When do-it-yourself get the urge to flex their home improvement muscle, they almost invariably turn to building decks. Decks make a fabulous and practical addition to one’s home and landscaping, and anyone who can use a hammer without hitting his thumb with it may find deck design and construction relatively easy.

Many home improvement stores sell deck building kits that come bundled with deck designs, materials, and easy-to-follow instructions, and there are oodles of manuals and e-books on deck design and construction with enough information to get you started. But before you plunk down $5000 on a deck building kit, consider several factors that may affect your deck designs first.

Deck designs : Preliminary considerations in deck design
Decks allow you to maximize outdoor living space by providing a relaxing setting for recreation and entertaining. Primarily, deck designs are influenced by two things: what you wish to do with your deck and how the deck would complement your property. Pondering these points first will help you make sound decisions on major details of deck design, such as deck location and size, and work your way around deck design restrictions.

Determining deck location in deck designs
For practical purposes, most deck designs call for decks to be attached to the back or the side of the house. Oftentimes, these decks serve to extend the dining and entertaining area, so deck designs place them just off the kitchen or dining room. Climate exerts a moderate influence on location in deck designs. Building a deck on the north side could reduce your exposure to direct sunlight, so sunbathing on the deck would be out of the question. Deck designs where a deck is built on the south side might allow you to enjoy the sunny outdoors, but would likely leave you hot and bothered by the extreme summer heat. You might lament the restrictions that climate imposes on your deck designs, but they are easily overcome with some clever landscaping.

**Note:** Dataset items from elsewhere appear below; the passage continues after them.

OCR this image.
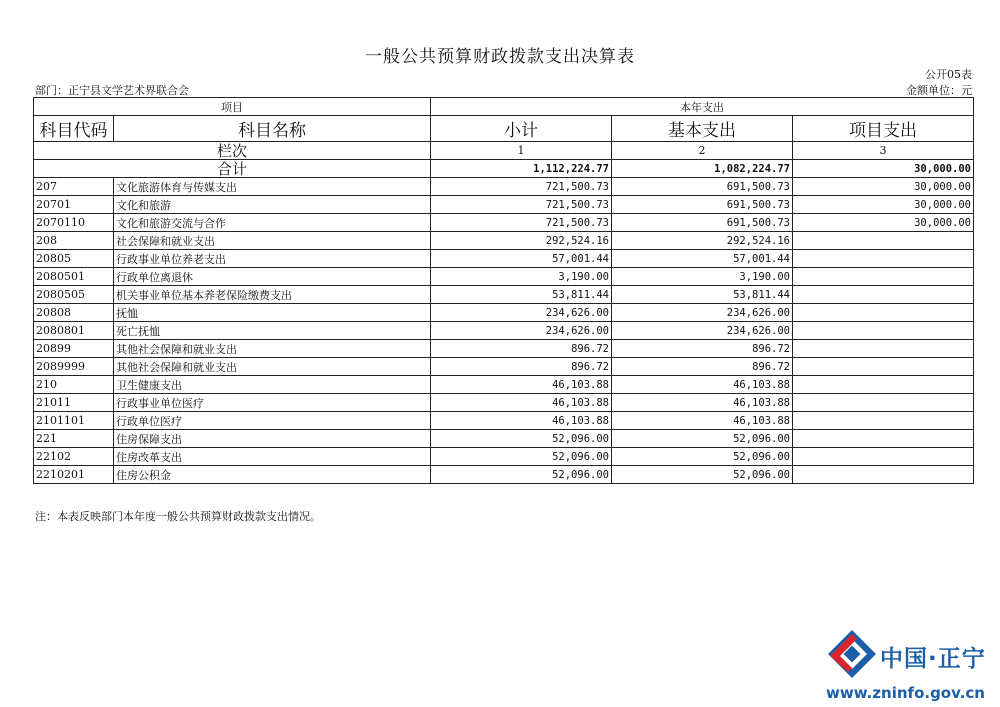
一般公共预算财政拨款支出决算表
公开05表
部门：正宁县文学艺术界联合会	金额单位：元
项目		本年支出		
科目代码	科目名称	小计	基本支出	项目支出
栏次		1	2	3
合计		1,112,224.77	1,082,224.77	30,000.00
207	文化旅游体育与传媒支出	721,500.73	691,500.73	30,000.00
20701	文化和旅游	721,500.73	691,500.73	30,000.00
2070110	文化和旅游交流与合作	721,500.73	691,500.73	30,000.00
208	社会保障和就业支出	292,524.16	292,524.16	
20805	行政事业单位养老支出	57,001.44	57,001.44	
2080501	行政单位离退休	3,190.00	3,190.00	
2080505	机关事业单位基本养老保险缴费支出	53,811.44	53,811.44	
20808	抚恤	234,626.00	234,626.00	
2080801	死亡抚恤	234,626.00	234,626.00	
20899	其他社会保障和就业支出	896.72	896.72	
2089999	其他社会保障和就业支出	896.72	896.72	
210	卫生健康支出	46,103.88	46,103.88	
21011	行政事业单位医疗	46,103.88	46,103.88	
2101101	行政单位医疗	46,103.88	46,103.88	
221	住房保障支出	52,096.00	52,096.00	
22102	住房改革支出	52,096.00	52,096.00	
2210201	住房公积金	52,096.00	52,096.00	
注：本表反映部门本年度一般公共预算财政拨款支出情况。
中国·正宁
www.zninfo.gov.cn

Trees, shrubs, walls, garden flowers and fences can provide shade in the summer and act as windbreaks in the winter, thereby expanding your location options in deck designs. In addition, hardscapes and softscapes lend your deck designs a desired level of privacy while enhancing the beauty of your surroundings.

Considering deck size in deck design
Size in deck design is generally determined by three factors: the size of your house and lawn, your construction budget, and local zoning laws. Your deck design should keep the deck in proportion to your house. An oversized deck will dwarf a small house, but a tiny deck may look awkward in an expansive yard. The amount of money you are willing to spend on your deck also influences size in deck design. A deck design for a multilevel cedar deck with elaborate fencing and pergola would never come to fruition if your wallet is not up to it. A good deck design strategy would be to build your deck and its accoutrements in phases, instead of completing it in one go. Lastly, you may only build a deck in the size you specified in your deck design if the law allows it. Zoning laws may dictate the size of your deck and its distance from your neighbors’ properties. Be sure to check with your local building department before embarking on major deck design and construction project.

Legal restrictions on deck designs
Deck designs and deck construction projects are subject to local building codes, zoning ordinances, and neighborhood development restrictions. Before starting a deck building project, you may check with your council for all the rules and regulations.  Finally, if you live in a planned residential area, your deck designs may be bound by aesthetic conditions imposed by the residents’ association. You may believe that your front-yard deck designs are just what your drab subdivision needs, but stipulations in the neighborhood covenant might not agree with you.